Thursday, February 23, 2012

Plague books

There's something fascinating, in a scary way, about plagues and epidemics--perhaps because we know how vulnerable we are. A plague is the kind of disaster that can't be fought off with guns and explosions, but with brains and research, with vision and commitment.

If you have any interest in nonfiction on this topic, I highly recommend Randy Shilts's And the Band Played On. It's the story of AIDS and HIV: of the people who lived and died and lost, of communities that were devastated, of researchers who struggled to understand this mysterious new disease and then to try to cure it, of public health professionals who tried to prevent it, of politicians who controlled funding and government response. It starts with individual cases, then grows to cover a web of interconnected cases, and ultimately deals with the machinery of a global society.
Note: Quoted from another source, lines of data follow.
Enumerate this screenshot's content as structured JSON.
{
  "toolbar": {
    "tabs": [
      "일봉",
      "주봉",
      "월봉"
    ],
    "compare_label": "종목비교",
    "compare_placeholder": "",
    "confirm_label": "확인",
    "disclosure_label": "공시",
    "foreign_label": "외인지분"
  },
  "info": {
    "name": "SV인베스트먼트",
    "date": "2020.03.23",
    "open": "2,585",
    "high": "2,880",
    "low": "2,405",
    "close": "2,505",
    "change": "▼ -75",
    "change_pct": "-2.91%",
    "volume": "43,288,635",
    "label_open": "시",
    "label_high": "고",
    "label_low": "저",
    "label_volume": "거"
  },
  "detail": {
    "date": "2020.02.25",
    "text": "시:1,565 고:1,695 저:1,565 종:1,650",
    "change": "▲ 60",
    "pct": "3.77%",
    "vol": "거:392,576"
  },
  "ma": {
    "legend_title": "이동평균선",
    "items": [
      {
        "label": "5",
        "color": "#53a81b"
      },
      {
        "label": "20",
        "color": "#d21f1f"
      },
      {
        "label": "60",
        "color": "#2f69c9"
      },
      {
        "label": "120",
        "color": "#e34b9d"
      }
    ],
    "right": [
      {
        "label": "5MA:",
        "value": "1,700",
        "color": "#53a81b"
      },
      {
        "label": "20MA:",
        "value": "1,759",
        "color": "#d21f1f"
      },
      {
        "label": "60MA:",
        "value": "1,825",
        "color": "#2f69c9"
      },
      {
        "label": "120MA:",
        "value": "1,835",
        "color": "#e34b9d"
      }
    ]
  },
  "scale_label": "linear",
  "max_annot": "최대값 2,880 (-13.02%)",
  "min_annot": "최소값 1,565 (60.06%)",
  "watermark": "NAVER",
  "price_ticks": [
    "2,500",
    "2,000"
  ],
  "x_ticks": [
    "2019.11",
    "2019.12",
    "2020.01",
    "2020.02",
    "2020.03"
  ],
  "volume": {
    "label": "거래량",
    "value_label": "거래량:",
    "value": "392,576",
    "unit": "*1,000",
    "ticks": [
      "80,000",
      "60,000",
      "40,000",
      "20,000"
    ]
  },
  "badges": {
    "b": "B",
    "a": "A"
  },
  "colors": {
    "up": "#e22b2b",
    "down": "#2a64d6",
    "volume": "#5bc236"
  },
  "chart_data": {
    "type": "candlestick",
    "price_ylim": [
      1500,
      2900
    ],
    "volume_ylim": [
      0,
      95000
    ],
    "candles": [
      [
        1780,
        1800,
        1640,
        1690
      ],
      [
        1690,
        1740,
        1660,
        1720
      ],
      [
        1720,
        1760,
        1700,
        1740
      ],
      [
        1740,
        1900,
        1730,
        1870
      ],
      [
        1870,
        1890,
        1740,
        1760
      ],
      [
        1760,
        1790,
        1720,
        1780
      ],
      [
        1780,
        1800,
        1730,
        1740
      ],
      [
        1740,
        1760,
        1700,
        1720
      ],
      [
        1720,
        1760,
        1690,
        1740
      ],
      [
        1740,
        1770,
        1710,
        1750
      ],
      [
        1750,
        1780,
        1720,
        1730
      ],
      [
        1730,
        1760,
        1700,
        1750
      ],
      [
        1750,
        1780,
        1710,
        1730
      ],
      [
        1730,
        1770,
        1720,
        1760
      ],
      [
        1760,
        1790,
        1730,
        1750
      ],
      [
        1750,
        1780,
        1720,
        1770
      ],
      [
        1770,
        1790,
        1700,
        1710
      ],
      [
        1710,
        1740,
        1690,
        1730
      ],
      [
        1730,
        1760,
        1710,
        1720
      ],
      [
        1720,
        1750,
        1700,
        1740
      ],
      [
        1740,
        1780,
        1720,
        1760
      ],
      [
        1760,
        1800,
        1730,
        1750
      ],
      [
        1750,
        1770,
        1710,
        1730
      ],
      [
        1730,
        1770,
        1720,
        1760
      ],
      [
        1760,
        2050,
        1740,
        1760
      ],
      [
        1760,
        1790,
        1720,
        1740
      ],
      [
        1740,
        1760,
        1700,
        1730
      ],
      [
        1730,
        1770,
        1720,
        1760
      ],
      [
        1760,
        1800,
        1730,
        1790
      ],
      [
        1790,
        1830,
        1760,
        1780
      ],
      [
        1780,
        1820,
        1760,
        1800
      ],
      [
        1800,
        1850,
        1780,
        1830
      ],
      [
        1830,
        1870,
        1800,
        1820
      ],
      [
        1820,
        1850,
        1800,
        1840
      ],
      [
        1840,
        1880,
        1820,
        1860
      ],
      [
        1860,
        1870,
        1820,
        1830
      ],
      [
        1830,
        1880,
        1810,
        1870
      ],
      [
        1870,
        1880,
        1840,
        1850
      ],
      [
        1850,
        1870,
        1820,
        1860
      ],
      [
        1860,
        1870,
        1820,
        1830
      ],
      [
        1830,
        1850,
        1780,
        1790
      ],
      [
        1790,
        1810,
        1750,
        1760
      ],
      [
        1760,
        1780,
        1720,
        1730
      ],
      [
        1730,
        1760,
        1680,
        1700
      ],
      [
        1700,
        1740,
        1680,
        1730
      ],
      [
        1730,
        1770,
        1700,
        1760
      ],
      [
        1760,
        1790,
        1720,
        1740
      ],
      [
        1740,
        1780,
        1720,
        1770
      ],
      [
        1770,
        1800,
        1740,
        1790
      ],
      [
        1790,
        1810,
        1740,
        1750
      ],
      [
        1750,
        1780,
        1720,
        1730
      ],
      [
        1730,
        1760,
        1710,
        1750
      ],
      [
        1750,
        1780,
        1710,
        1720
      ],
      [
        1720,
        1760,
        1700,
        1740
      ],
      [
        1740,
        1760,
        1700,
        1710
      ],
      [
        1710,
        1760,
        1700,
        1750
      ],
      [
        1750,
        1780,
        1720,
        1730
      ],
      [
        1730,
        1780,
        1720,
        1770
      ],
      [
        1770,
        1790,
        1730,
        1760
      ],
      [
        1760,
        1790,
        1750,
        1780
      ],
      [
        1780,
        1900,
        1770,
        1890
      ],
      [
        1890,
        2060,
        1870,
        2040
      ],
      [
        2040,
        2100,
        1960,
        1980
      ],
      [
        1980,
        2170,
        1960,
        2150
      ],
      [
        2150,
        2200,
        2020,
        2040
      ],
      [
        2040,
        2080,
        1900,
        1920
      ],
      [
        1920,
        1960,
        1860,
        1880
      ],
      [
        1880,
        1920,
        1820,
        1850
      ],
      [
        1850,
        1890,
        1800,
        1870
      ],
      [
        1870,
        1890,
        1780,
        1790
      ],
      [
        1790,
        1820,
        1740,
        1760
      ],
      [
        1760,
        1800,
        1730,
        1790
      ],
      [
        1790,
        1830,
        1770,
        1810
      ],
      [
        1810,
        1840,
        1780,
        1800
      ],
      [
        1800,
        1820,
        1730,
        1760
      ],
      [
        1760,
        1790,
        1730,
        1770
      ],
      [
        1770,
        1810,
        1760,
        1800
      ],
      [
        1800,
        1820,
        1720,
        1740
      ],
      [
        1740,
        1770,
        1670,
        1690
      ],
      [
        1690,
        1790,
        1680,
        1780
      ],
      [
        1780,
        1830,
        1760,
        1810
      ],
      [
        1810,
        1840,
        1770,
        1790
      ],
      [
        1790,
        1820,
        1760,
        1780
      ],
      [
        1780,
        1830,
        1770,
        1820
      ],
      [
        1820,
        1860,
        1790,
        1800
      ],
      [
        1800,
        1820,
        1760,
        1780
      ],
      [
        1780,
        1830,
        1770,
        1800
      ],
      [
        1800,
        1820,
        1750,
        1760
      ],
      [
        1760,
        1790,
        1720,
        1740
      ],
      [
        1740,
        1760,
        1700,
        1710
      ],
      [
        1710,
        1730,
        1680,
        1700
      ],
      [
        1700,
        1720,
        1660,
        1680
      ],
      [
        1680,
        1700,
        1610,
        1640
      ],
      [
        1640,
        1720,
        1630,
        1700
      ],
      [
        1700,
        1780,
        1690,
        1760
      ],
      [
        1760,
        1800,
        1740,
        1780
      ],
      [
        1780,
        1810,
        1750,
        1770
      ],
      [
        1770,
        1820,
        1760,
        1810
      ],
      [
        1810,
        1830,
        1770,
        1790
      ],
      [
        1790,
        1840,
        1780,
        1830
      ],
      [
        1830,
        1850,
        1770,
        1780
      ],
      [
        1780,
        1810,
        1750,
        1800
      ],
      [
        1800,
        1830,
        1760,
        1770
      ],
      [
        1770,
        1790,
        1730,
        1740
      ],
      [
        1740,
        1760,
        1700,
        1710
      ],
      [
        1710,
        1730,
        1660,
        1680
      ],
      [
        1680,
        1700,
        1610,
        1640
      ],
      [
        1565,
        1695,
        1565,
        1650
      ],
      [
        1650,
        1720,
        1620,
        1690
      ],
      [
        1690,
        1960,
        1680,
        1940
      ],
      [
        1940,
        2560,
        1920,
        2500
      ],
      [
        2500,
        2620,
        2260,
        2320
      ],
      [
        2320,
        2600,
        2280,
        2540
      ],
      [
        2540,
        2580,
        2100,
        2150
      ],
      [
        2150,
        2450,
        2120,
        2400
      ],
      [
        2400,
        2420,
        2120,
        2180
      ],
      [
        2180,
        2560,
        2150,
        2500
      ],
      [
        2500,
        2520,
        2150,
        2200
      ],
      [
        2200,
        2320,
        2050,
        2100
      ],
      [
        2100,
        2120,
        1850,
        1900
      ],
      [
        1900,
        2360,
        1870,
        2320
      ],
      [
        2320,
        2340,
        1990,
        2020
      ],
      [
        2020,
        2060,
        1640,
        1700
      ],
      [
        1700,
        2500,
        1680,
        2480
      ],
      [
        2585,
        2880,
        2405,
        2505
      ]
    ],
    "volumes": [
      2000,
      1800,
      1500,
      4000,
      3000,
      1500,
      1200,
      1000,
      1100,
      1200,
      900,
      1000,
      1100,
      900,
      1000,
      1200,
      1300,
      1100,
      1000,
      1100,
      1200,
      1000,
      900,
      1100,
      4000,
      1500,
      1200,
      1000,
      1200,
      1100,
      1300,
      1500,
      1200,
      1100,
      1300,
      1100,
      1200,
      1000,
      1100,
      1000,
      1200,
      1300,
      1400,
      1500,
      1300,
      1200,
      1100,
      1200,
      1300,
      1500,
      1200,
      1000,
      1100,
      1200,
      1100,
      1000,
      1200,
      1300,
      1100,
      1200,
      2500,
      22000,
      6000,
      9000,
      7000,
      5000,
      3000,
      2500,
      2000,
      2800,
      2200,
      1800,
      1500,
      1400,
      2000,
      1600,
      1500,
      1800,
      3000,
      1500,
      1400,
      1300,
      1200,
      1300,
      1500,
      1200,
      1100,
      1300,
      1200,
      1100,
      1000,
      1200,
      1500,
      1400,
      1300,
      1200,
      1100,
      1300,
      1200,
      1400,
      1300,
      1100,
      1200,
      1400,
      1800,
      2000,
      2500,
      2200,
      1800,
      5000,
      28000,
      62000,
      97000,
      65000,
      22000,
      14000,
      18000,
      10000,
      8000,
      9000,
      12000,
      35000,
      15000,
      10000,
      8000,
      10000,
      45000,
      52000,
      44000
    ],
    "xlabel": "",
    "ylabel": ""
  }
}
I've been thinking about this because I just finished reading Megan Crewe's novel about a mysterious plague, The Way We Fall.

Teenager Kaelyn starts out the novel trying to improve herself and cope with the loss of a friendship, but it isn't long before she and her town are dealing with a bigger, more urgent matter: a strange new illness that turns out to be fatal in almost all cases. The diary format and the character's change from personal interests to the sacrifices triggered by a life-or-death situation, along with the slow but steady increase in tension and the inexorable raising of the stakes, reminded me of Susan Beth Pfeffer's riveting Life As We Knew It.

The Way We Fall has the benefit of being both plot- and character-driven. It was a pleasure and a relief to encounter protagonists who are smart, who don't do inexplicably stupid things just to force a plot twist (a peeve of mine). Which isn't to say they always do the right thing, but that their behavior makes sense. Despite the inevitable sadness (you know some characters are going to die in a plague novel), there are bright spots and triumph as well. Although this is the first book of a trilogy and certain questions remain at the end of the book, the story ends at a satisfying place.

source of recommended reads: bought


  1. If you love this sort of thing, I recommend Julie Chibbaro's DEADLY. YA historical fiction about the hunt for the source of typhoid fever at the turn of the twentieth century.

    1. Ooh! I did read a nonfiction book about the researchers who discovered the source of several diseases. Yellow fever was definitely one of them, and typhoid might have been another. (There was a story in the book about some guy who didn't believe in microorganisms publicly swallowing either contaminated water or a culture of the microorganisms to prove the scientists wrong. And he didn't get sick, though the scientists were right--he must've had a heck of an immune system. I think that was about typhoid, but not sure.)